Исаак снова прислушался, не идет ли Мако.
— Темная ночь, — проговорил он.
— Я скучаю по уличным огням, — сказал Ленни.
— Тоскливо вам иногда? — спросил Исаак, думая о том портрете хорошенькой девушки, который Мейбл с такой гордостью недавно ему показывала.
Ленни перелистывал книгу.
— Теперь, когда открылась школа, уже ничего. Вначале было ужасно.
— Хуже всего первый месяц.
— Значит, мне осталось потерпеть еще одну недельку.
— Да, еще одну недельку, и худшее уже будет позади… Кстати, насчет тоски. — Исаак обернулся к Ленни и, внимательно следя за его лицом, продолжал: — Когда эта девушка, Сари Вильер, только приехала… — Он нарочно остановился.
Ленни поднял глаза от книги.
— Да?..
«Нет, по лицу у него ничего не узнаешь, — подумал Исаак. — Но глаза он все-таки поднял — и даже очень быстро».
— Она чуть с ума не сошла от тоски.
— Давно она здесь?
— Несколько месяцев.
— Вы ее хорошо знаете?
— Нет, почти совсем не знаю. Слыхал только, что она племянница нынешнего владельца усадьбы. Надо думать, какая-нибудь бедная родственница. Когда-то они жили большой семьей, эти Вильеры. А теперь только и остался один Герт. Он последний в роде. Да вот еще Сари. Но ведь вам все это должно быть известно не хуже, чем мне. Вы здесь родились.
Ленни кивнул.
Исаак не сводил с него глаз, следя за выражением его лица, прикидывая, как бы получше сказать то, что было у него на уме. Он мысленно составил фразу, взвешивая каждое слово.
— Ходят слухи, — сказал он, — что Герт не единственный Вильер на свете.
— Вот как?
Исаак еще раз вгляделся в лицо Ленни, мысленно сравнивая его с лицом Герта. Потом продолжал:
— Говорят, что если бы покопаться, то в Стиллевельде нашлись бы еще отпрыски рода Вильеров.
Ленни посмотрел в упор на Исаака. Вся его непринужденность исчезла. Теперь в нем проступило что-то жесткое и настороженное.
— Не все цветные — незаконнорожденные, — негромко сказал он.
— Я этого и не хотел сказать, Сварц, — смутился Исаак.
— Верю, что не хотели. Но я полагаю, что в этот вопрос не мешает сразу внести ясность. — Он потер себе подбородок. — Да. Так что же говорят ваши слухи — где следует искать этих, как вы выражаетесь, отпрысков рода Вильеров?
— В Стиллевельде.
— Вы понимаете, о чем я спрашиваю, — нетерпеливо сказал Ленни.

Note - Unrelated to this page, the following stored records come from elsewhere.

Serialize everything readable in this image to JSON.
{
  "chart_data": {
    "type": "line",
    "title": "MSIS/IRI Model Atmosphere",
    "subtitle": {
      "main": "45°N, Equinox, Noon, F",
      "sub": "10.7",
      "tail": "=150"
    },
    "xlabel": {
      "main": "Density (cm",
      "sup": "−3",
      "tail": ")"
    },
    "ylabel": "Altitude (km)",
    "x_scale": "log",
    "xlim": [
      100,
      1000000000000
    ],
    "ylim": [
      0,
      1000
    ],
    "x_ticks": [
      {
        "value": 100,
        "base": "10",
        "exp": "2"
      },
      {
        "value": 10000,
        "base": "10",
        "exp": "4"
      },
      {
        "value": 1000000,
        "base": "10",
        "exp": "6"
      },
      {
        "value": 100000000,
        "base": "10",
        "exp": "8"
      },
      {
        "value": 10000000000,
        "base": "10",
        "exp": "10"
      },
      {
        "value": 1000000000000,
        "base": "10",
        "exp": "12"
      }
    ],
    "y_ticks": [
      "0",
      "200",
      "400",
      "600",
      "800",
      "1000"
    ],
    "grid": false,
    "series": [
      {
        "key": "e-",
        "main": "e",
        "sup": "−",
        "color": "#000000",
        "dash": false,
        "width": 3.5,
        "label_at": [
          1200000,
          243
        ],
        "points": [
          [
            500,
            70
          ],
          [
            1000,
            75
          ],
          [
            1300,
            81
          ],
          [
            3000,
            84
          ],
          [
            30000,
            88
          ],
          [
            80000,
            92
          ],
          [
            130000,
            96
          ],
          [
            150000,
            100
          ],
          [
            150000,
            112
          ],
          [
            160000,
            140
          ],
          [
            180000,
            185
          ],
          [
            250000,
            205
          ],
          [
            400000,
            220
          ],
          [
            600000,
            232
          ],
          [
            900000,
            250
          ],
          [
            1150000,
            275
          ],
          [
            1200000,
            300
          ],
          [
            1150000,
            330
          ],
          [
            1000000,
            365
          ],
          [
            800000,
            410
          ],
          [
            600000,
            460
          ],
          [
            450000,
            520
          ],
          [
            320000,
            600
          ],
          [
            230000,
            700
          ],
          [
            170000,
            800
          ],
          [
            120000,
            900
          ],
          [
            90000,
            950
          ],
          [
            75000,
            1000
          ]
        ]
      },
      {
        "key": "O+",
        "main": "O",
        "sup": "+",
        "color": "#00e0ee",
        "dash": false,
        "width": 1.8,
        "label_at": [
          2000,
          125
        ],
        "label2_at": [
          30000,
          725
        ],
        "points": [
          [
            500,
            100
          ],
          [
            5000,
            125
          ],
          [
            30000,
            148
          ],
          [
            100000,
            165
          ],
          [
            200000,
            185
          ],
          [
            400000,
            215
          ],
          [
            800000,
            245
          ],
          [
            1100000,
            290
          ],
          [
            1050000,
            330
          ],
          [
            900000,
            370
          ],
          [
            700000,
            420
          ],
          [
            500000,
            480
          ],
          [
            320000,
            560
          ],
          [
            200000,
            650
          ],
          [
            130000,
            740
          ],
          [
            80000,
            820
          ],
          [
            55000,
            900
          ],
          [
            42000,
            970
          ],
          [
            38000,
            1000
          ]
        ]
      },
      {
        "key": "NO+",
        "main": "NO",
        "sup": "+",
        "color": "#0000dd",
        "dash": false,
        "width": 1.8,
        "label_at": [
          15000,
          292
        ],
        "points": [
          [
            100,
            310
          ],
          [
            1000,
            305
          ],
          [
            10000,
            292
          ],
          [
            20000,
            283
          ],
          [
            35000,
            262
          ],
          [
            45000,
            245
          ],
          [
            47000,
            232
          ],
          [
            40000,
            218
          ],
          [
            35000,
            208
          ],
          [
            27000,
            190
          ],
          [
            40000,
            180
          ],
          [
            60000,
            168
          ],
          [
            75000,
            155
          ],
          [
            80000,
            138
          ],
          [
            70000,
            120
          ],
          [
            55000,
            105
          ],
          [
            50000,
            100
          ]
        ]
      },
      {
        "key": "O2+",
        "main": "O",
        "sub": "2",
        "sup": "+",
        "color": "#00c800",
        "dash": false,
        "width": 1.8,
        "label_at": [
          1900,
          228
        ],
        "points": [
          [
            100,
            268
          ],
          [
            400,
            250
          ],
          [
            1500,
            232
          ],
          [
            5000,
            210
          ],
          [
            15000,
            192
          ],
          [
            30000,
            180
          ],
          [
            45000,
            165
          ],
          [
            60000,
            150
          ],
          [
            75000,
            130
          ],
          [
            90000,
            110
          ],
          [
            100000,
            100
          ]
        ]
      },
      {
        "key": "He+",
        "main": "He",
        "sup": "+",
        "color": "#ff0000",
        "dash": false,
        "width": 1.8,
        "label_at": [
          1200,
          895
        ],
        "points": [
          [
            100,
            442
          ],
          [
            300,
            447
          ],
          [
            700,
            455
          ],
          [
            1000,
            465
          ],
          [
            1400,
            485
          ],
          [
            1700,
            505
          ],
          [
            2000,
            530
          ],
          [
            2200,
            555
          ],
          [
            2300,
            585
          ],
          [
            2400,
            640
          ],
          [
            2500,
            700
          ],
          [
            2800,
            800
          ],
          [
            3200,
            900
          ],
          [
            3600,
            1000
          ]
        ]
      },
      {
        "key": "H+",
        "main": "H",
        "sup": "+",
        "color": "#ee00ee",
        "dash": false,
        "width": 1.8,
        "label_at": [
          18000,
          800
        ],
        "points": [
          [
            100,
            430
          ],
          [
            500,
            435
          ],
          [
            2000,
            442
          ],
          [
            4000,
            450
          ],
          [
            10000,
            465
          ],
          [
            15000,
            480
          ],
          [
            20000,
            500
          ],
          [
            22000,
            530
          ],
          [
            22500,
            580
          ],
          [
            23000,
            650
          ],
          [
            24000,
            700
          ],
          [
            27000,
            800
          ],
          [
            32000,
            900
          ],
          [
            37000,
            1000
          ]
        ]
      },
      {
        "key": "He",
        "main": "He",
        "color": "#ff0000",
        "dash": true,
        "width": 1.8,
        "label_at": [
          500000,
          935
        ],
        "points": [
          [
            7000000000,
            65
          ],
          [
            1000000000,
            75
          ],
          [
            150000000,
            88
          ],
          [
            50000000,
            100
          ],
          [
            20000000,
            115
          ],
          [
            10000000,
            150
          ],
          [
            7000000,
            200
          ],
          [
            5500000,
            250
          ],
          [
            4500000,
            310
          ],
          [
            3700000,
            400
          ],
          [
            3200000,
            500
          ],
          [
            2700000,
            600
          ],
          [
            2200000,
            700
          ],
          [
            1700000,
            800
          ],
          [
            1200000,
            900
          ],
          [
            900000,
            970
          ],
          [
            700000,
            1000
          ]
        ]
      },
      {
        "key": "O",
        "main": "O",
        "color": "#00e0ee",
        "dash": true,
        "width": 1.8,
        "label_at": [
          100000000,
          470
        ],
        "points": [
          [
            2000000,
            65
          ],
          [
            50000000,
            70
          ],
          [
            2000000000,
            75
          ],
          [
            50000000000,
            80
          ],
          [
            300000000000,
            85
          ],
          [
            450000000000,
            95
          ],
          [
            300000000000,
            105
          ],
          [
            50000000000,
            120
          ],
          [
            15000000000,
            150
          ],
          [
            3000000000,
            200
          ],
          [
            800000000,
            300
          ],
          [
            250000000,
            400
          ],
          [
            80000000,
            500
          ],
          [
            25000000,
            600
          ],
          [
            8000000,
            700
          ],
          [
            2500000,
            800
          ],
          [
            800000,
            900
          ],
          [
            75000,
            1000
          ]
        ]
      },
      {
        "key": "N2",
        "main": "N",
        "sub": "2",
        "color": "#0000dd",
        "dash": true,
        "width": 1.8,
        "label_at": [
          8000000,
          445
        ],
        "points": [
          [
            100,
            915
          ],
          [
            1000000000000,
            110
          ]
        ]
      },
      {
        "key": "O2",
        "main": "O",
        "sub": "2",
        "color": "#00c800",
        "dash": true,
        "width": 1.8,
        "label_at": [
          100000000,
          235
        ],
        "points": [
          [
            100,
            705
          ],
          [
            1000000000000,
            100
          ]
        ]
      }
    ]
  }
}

— А! — Исаак усмехнулся своей скрытой лукавой усмешкой, словно чем-то забавляясь про себя. — Нет, имен мне никаких не называли.
— Так.
Исаак снова повернулся к нему спиной и выглянул в окно. Ленни опять взялся за книгу. В комнату влетела ночная бабочка и стала кружить над лампой. Она кружилась все быстрей и быстрей, все ближе и ближе к свету, пока, утратив всякую осторожность, не пролетела над самым отверстием лампового стекла. Раздался слабый треск. Крылья вспыхнули. Бабочка упала на пол и замерла. Танец вокруг огня окончился смертью.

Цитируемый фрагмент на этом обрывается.